И в эту изнанку жизни врубались, не зная ни страха, ни отдыха, соратники и ученики Дзержинского.
Да, все они не были заняты тем, что называлось созидательным трудом, но они охраняли созидательный труд других. Значила ли их работа от этого меньше? Была ли она легче других на весах истории?
В небольшом помещении было тесновато. По сравнению с залом сцена освещалась сильно и ровно, и в этом свете лицо председателя казалось особенно усталым и серым.
Присутствующие хорошо знали это характерное широкое, с выдающимися скулами, лицо Петерса, заместителя Дзержинского. Сейчас оно выражало напряженное внимание.
Наконец в зал был дан полный свет, и почти тотчас на сцену вышел Владимир Ильич…
Шум от того, что все одновременно поднялись с мест, был слитным, как прибой, а затем раздались аплодисменты, долго не смолкавшие, несмотря на то что Ленин уже нетерпеливо поднял руку, требуя тишины.
Среди сотрудников ЧК, находившихся в зале, многие видели и слышали Ленина раньше. Но то, что он выступал именно здесь, в их доме, в их клубе, приближало его к ним. Они сильнее и яснее почувствовали себя частью своего народа. И это было очень важно, потому что часто даже люди, понимавшие необходимость работы ЧК, относились к ней как бы со знаком минус.
Но в ту минуту, когда вспыхнул полный свет в зале и на сцене они увидели Ленина, они еще не знали, что он скажет и об этом…
– Мне хочется остановиться на тяжелой деятельности Чрезвычайных комиссий, – начал Ленин.
«Тяжелая деятельность»! Эти слова упали в зал, где сидели и стояли в проходах люди в кожаных куртках, в солдатских шинелях, с оружием на поясе или в кармане, с глазами, запавшими от бессонницы и недоедания.
«Тяжелая деятельность»… Слова, услышанные из уст Владимира Ильича, озарили этих людей, заставили их как-то по-новому поглядеть друг на друга.
В круговороте повседневной работы, в которой не различались день и ночь, которая не оставляла места ничему иному, вытесняя какие-либо другие интересы, они не всегда даже чувствовали, какую тяжесть взвалили на свои плечи. И теперь признание этой тяжести было для них наградой.
Василию с его места в середине зала хорошо была видна вся фигура Владимира Ильича, и лицо его, мгновенные изменения в нем, словно оно то освещалось, то набегала на него тень.
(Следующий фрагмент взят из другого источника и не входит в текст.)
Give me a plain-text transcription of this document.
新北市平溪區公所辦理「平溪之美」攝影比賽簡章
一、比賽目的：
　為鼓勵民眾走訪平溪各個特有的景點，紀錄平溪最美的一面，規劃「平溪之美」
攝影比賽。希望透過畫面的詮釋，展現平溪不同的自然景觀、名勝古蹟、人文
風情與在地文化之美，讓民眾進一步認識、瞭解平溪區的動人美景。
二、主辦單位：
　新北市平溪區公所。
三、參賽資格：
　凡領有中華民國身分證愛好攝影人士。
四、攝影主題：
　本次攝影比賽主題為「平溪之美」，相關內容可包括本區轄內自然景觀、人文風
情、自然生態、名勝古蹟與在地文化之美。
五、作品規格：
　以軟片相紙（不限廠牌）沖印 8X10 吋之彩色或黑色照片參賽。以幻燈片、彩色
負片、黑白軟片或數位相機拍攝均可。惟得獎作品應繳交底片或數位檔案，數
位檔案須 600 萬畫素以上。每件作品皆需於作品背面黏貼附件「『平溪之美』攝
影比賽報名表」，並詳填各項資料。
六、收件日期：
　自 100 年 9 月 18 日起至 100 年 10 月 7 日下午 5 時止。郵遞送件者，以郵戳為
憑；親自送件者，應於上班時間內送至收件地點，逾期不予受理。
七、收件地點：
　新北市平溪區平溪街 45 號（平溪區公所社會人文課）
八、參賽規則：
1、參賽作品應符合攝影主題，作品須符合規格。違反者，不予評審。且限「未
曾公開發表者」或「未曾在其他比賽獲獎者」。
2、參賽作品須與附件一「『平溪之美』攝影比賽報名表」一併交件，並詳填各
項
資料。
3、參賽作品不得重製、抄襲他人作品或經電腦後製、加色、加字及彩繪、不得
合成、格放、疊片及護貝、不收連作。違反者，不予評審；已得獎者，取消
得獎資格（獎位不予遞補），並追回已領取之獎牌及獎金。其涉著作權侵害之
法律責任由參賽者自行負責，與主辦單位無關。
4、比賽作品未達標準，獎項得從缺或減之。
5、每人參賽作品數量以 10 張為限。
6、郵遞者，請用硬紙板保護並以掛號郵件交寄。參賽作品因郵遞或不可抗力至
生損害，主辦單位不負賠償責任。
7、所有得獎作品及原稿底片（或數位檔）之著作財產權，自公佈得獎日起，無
Василию казалось, что он видит Ленина впервые.
Может быть, так казалось потому, что лицо Владимира Ильича было переменчиво. И слова были горячие, словно бы накаленные.
Вот он произнес эту фразу о тяжелой деятельности ЧК, а за словами оказывалось нечто большее: тревожные ночи, засады, выстрелы в темных улицах и лица товарищей, сраженных офицерской пулей, бомбой пришельца с той стороны, бандитской финкой.
То, что было сказано Лениным дальше, отвечало самым сокровенным, самым важным раздумьям каждого из собравшихся здесь. Раздумья касались основного: их места в мире Революции, в этом новом, только что отвоеванном мире, в котором предстояло им жить и завещать его грядущим поколениям.
И в том, как говорил, как смотрел в зал Ленин, как он делал этот свой жест – протягивая вперед руку, зовуще, решительно, – во всем, не только в самих его словах, и заключался ответ на этот вопрос. Да, повседневные, малые дела были ступеньками в большом доме Революции, который они все строили.
Ленин говорил свободно, но казалось, что именно этими словами, а не какими-либо другими может и должна быть выражена его мысль.
В наклоне головы Владимира Ильича и во всей фигуре была стремительность и в речи тоже. Произнеся что-то, Ленин тотчас развивал мысль дальше, не возвращаясь к сказанному, не повторяясь. И в этом ощущалось доверие к слушателям, они становились сопричастными к мысли Ленина и следовали за ней. В этом, видимо, была для Владимира Ильича радость, удовлетворение.
Да, Ленин положительно был доволен тем, что зал ни на секунду не отключался, что он и все в зале были одним целым.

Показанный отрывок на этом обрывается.